Universitas Airlangga Official Website

Diskusi Kedua ILEN UNAIR Bahas Pesantren & Sastra Pesisir

Moderator Walidil Afi bersama Moch Ali SS MA MIN dalam diskusi Day 1 ILEN UNAIR berjudul “Coastal and Pesantren Literature”. (Foto: Istimewa)

UNAIR NEWS – Gedung Kuliah Bersama Kampus MERR-C menjadi venue diskusi kedua Indonesian Literature Extravaganza (ILEN) 2023 pada Jumat (22/3/2023). Sejumlah panitia dan peserta diskusi yang diadakan oleh Kementerian Hubungan Luar BEM Fakultas Ilmu Budaya itu tampak berada di depan ruangan, antri mengisi presensi. 

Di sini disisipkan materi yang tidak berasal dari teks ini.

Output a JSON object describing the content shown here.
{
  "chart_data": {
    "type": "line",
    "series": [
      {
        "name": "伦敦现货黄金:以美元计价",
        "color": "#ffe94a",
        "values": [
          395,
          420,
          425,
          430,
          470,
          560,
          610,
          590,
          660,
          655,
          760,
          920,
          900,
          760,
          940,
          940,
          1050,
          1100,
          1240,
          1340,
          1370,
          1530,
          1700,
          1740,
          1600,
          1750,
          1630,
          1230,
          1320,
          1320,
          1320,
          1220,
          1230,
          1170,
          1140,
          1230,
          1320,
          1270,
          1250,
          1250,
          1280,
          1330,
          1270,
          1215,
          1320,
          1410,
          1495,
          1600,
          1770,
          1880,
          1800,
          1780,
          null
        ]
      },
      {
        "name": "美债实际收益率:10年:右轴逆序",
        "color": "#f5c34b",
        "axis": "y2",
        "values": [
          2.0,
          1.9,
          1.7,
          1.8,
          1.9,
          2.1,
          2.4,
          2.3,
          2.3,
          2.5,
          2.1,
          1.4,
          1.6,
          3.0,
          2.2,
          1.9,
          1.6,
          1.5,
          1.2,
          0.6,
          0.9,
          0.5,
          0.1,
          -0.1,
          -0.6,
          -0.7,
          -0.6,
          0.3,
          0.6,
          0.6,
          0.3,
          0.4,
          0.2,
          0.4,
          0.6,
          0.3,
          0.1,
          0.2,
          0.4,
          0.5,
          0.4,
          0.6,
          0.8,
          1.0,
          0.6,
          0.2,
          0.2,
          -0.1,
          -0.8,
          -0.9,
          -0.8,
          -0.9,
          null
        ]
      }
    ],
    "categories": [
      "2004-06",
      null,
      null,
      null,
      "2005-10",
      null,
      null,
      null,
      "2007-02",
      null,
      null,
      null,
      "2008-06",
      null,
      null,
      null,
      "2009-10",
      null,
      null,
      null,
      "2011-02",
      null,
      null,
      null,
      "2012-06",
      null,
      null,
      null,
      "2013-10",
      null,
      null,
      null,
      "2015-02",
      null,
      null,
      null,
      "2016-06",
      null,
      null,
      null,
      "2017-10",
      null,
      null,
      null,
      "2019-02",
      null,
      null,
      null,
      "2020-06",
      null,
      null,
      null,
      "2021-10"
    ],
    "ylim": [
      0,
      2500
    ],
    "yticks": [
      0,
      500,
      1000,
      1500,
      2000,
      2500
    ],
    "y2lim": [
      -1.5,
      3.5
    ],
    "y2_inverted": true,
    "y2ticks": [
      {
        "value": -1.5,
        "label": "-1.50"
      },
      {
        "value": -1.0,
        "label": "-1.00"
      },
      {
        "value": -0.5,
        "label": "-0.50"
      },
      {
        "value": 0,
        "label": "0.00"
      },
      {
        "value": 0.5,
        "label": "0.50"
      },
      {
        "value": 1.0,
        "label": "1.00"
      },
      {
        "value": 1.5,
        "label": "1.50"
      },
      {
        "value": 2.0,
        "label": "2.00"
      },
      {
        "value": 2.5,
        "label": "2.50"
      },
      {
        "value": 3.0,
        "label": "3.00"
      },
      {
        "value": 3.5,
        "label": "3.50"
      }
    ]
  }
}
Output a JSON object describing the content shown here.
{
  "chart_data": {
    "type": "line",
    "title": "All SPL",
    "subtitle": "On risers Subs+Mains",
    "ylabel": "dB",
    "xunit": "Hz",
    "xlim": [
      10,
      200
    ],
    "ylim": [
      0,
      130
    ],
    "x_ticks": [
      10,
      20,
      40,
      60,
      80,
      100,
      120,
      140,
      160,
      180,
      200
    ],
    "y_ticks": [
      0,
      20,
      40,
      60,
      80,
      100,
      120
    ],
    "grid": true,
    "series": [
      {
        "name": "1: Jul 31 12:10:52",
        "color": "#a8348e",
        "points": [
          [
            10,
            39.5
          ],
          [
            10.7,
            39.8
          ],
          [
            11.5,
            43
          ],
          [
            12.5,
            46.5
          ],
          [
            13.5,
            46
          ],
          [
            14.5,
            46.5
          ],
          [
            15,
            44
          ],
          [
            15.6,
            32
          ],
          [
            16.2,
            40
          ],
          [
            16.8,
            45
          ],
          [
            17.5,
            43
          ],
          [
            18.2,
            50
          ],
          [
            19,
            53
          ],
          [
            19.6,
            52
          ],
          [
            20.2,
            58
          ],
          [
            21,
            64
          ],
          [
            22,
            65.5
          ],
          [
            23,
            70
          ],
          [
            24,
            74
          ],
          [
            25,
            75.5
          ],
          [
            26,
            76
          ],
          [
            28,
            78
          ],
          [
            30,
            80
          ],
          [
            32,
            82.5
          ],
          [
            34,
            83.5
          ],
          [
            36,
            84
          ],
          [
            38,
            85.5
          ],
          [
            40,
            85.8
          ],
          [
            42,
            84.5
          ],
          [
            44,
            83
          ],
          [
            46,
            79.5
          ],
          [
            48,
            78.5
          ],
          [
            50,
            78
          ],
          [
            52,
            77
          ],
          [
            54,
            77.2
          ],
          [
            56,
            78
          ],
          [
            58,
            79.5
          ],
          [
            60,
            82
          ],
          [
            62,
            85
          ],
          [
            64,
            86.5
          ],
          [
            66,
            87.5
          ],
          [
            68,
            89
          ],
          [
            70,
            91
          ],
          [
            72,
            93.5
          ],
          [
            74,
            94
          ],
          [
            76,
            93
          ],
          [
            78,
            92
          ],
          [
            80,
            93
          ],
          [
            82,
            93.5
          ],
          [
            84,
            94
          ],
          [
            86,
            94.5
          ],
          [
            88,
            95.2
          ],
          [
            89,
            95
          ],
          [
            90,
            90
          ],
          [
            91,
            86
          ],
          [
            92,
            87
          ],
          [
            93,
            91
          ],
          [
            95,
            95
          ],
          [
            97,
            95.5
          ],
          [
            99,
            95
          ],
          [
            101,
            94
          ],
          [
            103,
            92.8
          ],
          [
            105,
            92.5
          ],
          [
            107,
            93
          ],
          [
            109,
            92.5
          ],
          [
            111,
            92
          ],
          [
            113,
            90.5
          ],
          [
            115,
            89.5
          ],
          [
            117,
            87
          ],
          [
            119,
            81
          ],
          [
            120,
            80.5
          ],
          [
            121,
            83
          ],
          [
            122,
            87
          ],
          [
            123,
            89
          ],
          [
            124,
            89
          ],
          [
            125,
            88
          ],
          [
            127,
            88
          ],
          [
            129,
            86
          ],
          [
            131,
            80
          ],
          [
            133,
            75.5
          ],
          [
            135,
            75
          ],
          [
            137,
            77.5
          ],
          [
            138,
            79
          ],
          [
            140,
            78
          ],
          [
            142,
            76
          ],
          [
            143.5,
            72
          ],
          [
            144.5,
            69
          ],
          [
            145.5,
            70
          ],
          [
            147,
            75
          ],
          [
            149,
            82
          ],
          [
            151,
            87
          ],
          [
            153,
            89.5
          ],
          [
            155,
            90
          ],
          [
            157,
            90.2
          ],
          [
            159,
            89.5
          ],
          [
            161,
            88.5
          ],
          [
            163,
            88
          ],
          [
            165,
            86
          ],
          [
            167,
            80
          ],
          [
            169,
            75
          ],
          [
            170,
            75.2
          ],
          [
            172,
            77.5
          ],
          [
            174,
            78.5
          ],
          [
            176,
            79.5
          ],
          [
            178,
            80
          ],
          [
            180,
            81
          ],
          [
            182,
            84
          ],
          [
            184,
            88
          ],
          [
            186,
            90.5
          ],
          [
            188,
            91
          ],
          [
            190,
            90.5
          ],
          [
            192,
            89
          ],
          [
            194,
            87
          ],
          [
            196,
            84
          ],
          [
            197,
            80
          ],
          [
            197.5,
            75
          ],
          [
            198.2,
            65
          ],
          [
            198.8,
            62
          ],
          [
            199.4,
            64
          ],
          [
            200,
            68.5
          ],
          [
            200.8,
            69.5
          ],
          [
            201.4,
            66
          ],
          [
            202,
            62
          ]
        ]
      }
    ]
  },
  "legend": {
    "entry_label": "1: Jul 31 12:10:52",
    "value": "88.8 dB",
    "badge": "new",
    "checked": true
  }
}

Diskusi bertajuk “Coastal and Pesantren Literature” tersebut dipimpin oleh Walidil Afi selaku Moderator. Adapun yang menjadi pemateri sesi kedua pada hari pertama ILEN UNAIR 2023 tersebut adalah Moch Ali SS MA MIN. 

Ali merupakan Dosen FIB UNAIR sekaligus akademisi berpengalaman yang memiliki keahlian dalam bidang Sastra Indonesia dan Teologi. Sejak awal berjalannya diskusi, forum telah menggunakan bahasa Inggris sebab peserta diskusi yang berasal dari mancanegara seperti Pakistan, Afghanistan, hingga Kyrgyzstan. 

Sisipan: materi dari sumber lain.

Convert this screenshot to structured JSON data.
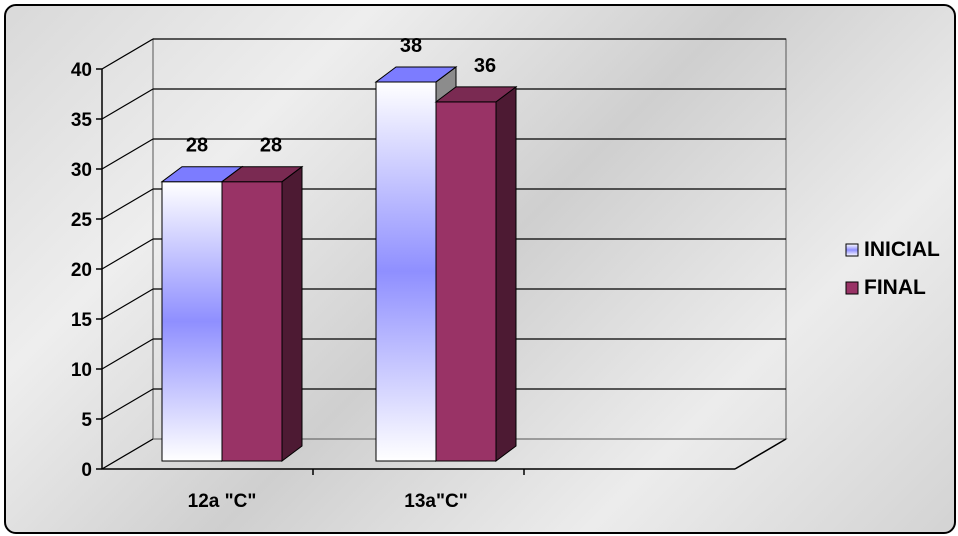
{
  "chart_data": {
    "type": "bar",
    "categories": [
      "12a  \"C\"",
      "13a\"C\""
    ],
    "series": [
      {
        "name": "INICIAL",
        "values": [
          28,
          38
        ]
      },
      {
        "name": "FINAL",
        "values": [
          28,
          36
        ]
      }
    ],
    "ylim": [
      0,
      40
    ],
    "yticks": [
      0,
      5,
      10,
      15,
      20,
      25,
      30,
      35,
      40
    ],
    "title": "",
    "xlabel": "",
    "ylabel": "",
    "grid": true,
    "legend": "right",
    "colors": {
      "inicial_light": "#ffffff",
      "inicial_mid": "#8f8fff",
      "inicial_top": "#7c7cff",
      "inicial_side": "#8c8c8c",
      "final_front": "#993366",
      "final_side": "#4d1a33",
      "final_top": "#7a2a52"
    }
  }
}
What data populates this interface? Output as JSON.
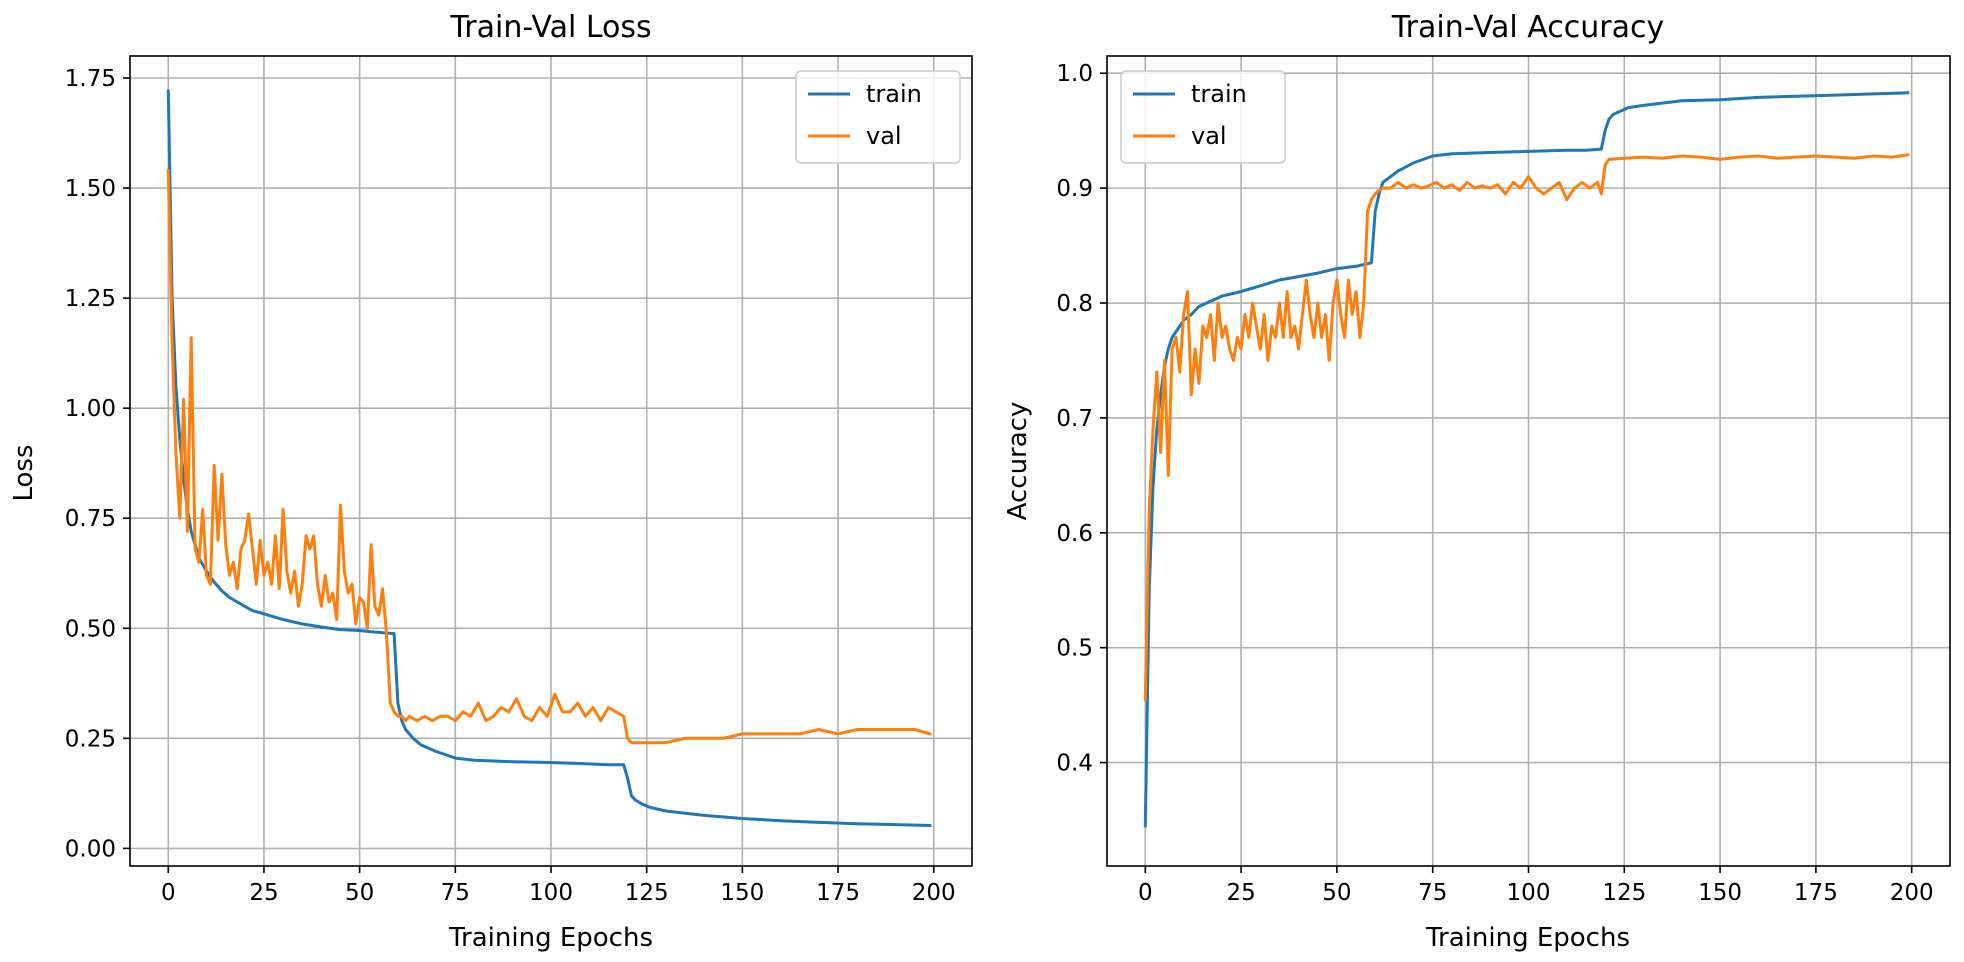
{
  "chart_data": [
    {
      "type": "line",
      "title": "Train-Val Loss",
      "xlabel": "Training Epochs",
      "ylabel": "Loss",
      "xlim": [
        -10,
        210
      ],
      "ylim": [
        -0.04,
        1.8
      ],
      "xticks": [
        0,
        25,
        50,
        75,
        100,
        125,
        150,
        175,
        200
      ],
      "xtick_labels": [
        "0",
        "25",
        "50",
        "75",
        "100",
        "125",
        "150",
        "175",
        "200"
      ],
      "yticks": [
        0,
        0.25,
        0.5,
        0.75,
        1.0,
        1.25,
        1.5,
        1.75
      ],
      "ytick_labels": [
        "0.00",
        "0.25",
        "0.50",
        "0.75",
        "1.00",
        "1.25",
        "1.50",
        "1.75"
      ],
      "grid": true,
      "legend_position": "upper right",
      "series": [
        {
          "name": "train",
          "color": "#1f77b4",
          "x": [
            0,
            1,
            2,
            3,
            4,
            5,
            6,
            7,
            8,
            9,
            10,
            12,
            14,
            16,
            18,
            20,
            22,
            25,
            28,
            30,
            35,
            40,
            45,
            50,
            53,
            56,
            59,
            60,
            61,
            62,
            64,
            66,
            70,
            75,
            80,
            90,
            100,
            110,
            115,
            119,
            120,
            121,
            122,
            124,
            126,
            130,
            140,
            150,
            160,
            170,
            180,
            190,
            199
          ],
          "y": [
            1.72,
            1.25,
            1.05,
            0.93,
            0.84,
            0.77,
            0.72,
            0.69,
            0.66,
            0.645,
            0.63,
            0.605,
            0.585,
            0.57,
            0.56,
            0.55,
            0.54,
            0.533,
            0.525,
            0.52,
            0.51,
            0.503,
            0.497,
            0.495,
            0.492,
            0.49,
            0.488,
            0.33,
            0.29,
            0.27,
            0.25,
            0.235,
            0.22,
            0.205,
            0.2,
            0.197,
            0.195,
            0.192,
            0.19,
            0.19,
            0.16,
            0.12,
            0.11,
            0.1,
            0.093,
            0.085,
            0.075,
            0.068,
            0.063,
            0.059,
            0.056,
            0.054,
            0.052
          ]
        },
        {
          "name": "val",
          "color": "#ff7f0e",
          "x": [
            0,
            1,
            2,
            3,
            4,
            5,
            6,
            7,
            8,
            9,
            10,
            11,
            12,
            13,
            14,
            15,
            16,
            17,
            18,
            19,
            20,
            21,
            22,
            23,
            24,
            25,
            26,
            27,
            28,
            29,
            30,
            31,
            32,
            33,
            34,
            35,
            36,
            37,
            38,
            39,
            40,
            41,
            42,
            43,
            44,
            45,
            46,
            47,
            48,
            49,
            50,
            51,
            52,
            53,
            54,
            55,
            56,
            57,
            58,
            59,
            60,
            61,
            62,
            63,
            65,
            67,
            69,
            71,
            73,
            75,
            77,
            79,
            81,
            83,
            85,
            87,
            89,
            91,
            93,
            95,
            97,
            99,
            101,
            103,
            105,
            107,
            109,
            111,
            113,
            115,
            117,
            119,
            120,
            121,
            125,
            130,
            135,
            140,
            145,
            150,
            155,
            160,
            165,
            170,
            175,
            180,
            185,
            190,
            195,
            199
          ],
          "y": [
            1.54,
            1.15,
            0.9,
            0.75,
            1.02,
            0.72,
            1.16,
            0.68,
            0.65,
            0.77,
            0.62,
            0.6,
            0.87,
            0.7,
            0.85,
            0.69,
            0.62,
            0.65,
            0.59,
            0.68,
            0.7,
            0.76,
            0.68,
            0.6,
            0.7,
            0.62,
            0.65,
            0.6,
            0.71,
            0.59,
            0.77,
            0.63,
            0.58,
            0.63,
            0.55,
            0.6,
            0.71,
            0.68,
            0.71,
            0.6,
            0.55,
            0.62,
            0.56,
            0.58,
            0.52,
            0.78,
            0.63,
            0.58,
            0.6,
            0.51,
            0.57,
            0.56,
            0.5,
            0.69,
            0.55,
            0.53,
            0.59,
            0.49,
            0.33,
            0.31,
            0.3,
            0.3,
            0.29,
            0.3,
            0.29,
            0.3,
            0.29,
            0.3,
            0.3,
            0.29,
            0.31,
            0.3,
            0.33,
            0.29,
            0.3,
            0.32,
            0.31,
            0.34,
            0.3,
            0.29,
            0.32,
            0.3,
            0.35,
            0.31,
            0.31,
            0.33,
            0.3,
            0.32,
            0.29,
            0.32,
            0.31,
            0.3,
            0.25,
            0.24,
            0.24,
            0.24,
            0.25,
            0.25,
            0.25,
            0.26,
            0.26,
            0.26,
            0.26,
            0.27,
            0.26,
            0.27,
            0.27,
            0.27,
            0.27,
            0.26
          ]
        }
      ]
    },
    {
      "type": "line",
      "title": "Train-Val Accuracy",
      "xlabel": "Training Epochs",
      "ylabel": "Accuracy",
      "xlim": [
        -10,
        210
      ],
      "ylim": [
        0.31,
        1.015
      ],
      "xticks": [
        0,
        25,
        50,
        75,
        100,
        125,
        150,
        175,
        200
      ],
      "xtick_labels": [
        "0",
        "25",
        "50",
        "75",
        "100",
        "125",
        "150",
        "175",
        "200"
      ],
      "yticks": [
        0.4,
        0.5,
        0.6,
        0.7,
        0.8,
        0.9,
        1.0
      ],
      "ytick_labels": [
        "0.4",
        "0.5",
        "0.6",
        "0.7",
        "0.8",
        "0.9",
        "1.0"
      ],
      "grid": true,
      "legend_position": "upper left",
      "series": [
        {
          "name": "train",
          "color": "#1f77b4",
          "x": [
            0,
            1,
            2,
            3,
            4,
            5,
            6,
            7,
            8,
            10,
            12,
            14,
            16,
            18,
            20,
            25,
            30,
            35,
            40,
            45,
            50,
            55,
            59,
            60,
            61,
            62,
            64,
            66,
            70,
            75,
            80,
            90,
            100,
            110,
            115,
            119,
            120,
            121,
            122,
            124,
            126,
            130,
            140,
            150,
            160,
            170,
            180,
            190,
            199
          ],
          "y": [
            0.345,
            0.55,
            0.64,
            0.69,
            0.72,
            0.745,
            0.76,
            0.77,
            0.775,
            0.785,
            0.79,
            0.797,
            0.8,
            0.803,
            0.806,
            0.81,
            0.815,
            0.82,
            0.823,
            0.826,
            0.83,
            0.832,
            0.835,
            0.88,
            0.895,
            0.905,
            0.91,
            0.915,
            0.922,
            0.928,
            0.93,
            0.931,
            0.932,
            0.933,
            0.933,
            0.934,
            0.95,
            0.96,
            0.964,
            0.967,
            0.97,
            0.972,
            0.976,
            0.977,
            0.979,
            0.98,
            0.981,
            0.982,
            0.983
          ]
        },
        {
          "name": "val",
          "color": "#ff7f0e",
          "x": [
            0,
            1,
            2,
            3,
            4,
            5,
            6,
            7,
            8,
            9,
            10,
            11,
            12,
            13,
            14,
            15,
            16,
            17,
            18,
            19,
            20,
            21,
            22,
            23,
            24,
            25,
            26,
            27,
            28,
            29,
            30,
            31,
            32,
            33,
            34,
            35,
            36,
            37,
            38,
            39,
            40,
            41,
            42,
            43,
            44,
            45,
            46,
            47,
            48,
            49,
            50,
            51,
            52,
            53,
            54,
            55,
            56,
            57,
            58,
            59,
            60,
            61,
            62,
            64,
            66,
            68,
            70,
            72,
            74,
            76,
            78,
            80,
            82,
            84,
            86,
            88,
            90,
            92,
            94,
            96,
            98,
            100,
            102,
            104,
            106,
            108,
            110,
            112,
            114,
            116,
            118,
            119,
            120,
            121,
            125,
            130,
            135,
            140,
            145,
            150,
            155,
            160,
            165,
            170,
            175,
            180,
            185,
            190,
            195,
            199
          ],
          "y": [
            0.455,
            0.62,
            0.69,
            0.74,
            0.67,
            0.75,
            0.65,
            0.76,
            0.77,
            0.74,
            0.79,
            0.81,
            0.72,
            0.76,
            0.73,
            0.78,
            0.77,
            0.79,
            0.75,
            0.8,
            0.77,
            0.78,
            0.76,
            0.75,
            0.77,
            0.76,
            0.79,
            0.77,
            0.8,
            0.78,
            0.76,
            0.79,
            0.75,
            0.78,
            0.77,
            0.8,
            0.77,
            0.81,
            0.77,
            0.78,
            0.76,
            0.79,
            0.82,
            0.79,
            0.77,
            0.8,
            0.77,
            0.79,
            0.75,
            0.8,
            0.82,
            0.79,
            0.77,
            0.82,
            0.79,
            0.81,
            0.77,
            0.8,
            0.88,
            0.89,
            0.895,
            0.898,
            0.9,
            0.9,
            0.905,
            0.9,
            0.903,
            0.9,
            0.902,
            0.905,
            0.9,
            0.903,
            0.898,
            0.905,
            0.9,
            0.902,
            0.9,
            0.903,
            0.895,
            0.905,
            0.9,
            0.91,
            0.9,
            0.895,
            0.9,
            0.905,
            0.89,
            0.9,
            0.905,
            0.9,
            0.905,
            0.895,
            0.92,
            0.925,
            0.926,
            0.927,
            0.926,
            0.928,
            0.927,
            0.925,
            0.927,
            0.928,
            0.926,
            0.927,
            0.928,
            0.927,
            0.926,
            0.928,
            0.927,
            0.929
          ]
        }
      ]
    }
  ]
}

Ali membuka materi siang hari tersebut dengan penjelasan singkat mengenai nusantara, pesantren, dan coastal literature atau sastra pesisir. Secara harfiah, jelasnya, sastra pesisir adalah karya yang lahir dalam konteks budaya pesisir tanah Jawa, khususnya Jawa bagian utara. 

“Adapun sastra pesantren merupakan karya yang lahir dalam konteks budaya pesantren sebagai skriptoriumnya di Nusantara,” ujarnya.

Kedua sastra itu, lanjutnya, memang mayoritas berkaitan dengan sistem penulisan teks-teks di Nusantara. Selain itu, ia juga menambahkan bahwa keduanya mengacu pada teks Islam melalui Kosmopolis Arab. 

Bahkan baik sastra pesisir dan sastra pesantren menjadi refleksi dari perjalanan bahasa di Indonesia. Sejarah sastra pesisir dan pesantren benar-benar mencerminkan sejarah Indonesia dalam kajian linguistik, lintas agama, dan lintas budaya,” paparnya. 

Pada akhir, Ali juga menerangkan bahwa ada perbedaan dalam kata “Islam” jika menggunakan huruf “I” kapital dan non-kapital. ”Islam dengan I kapital, jelasnya, berarti Islam yang berdasar pada kitab, hadits, dan sumber-sumber lainnya.

“Adapun Islam dengan “i” non-kapital menjelaskan Islam secara historis atau sejarah penerjemahan Islam dalam konteks suku bangsa di Asia Tenggara,” pungkasnya.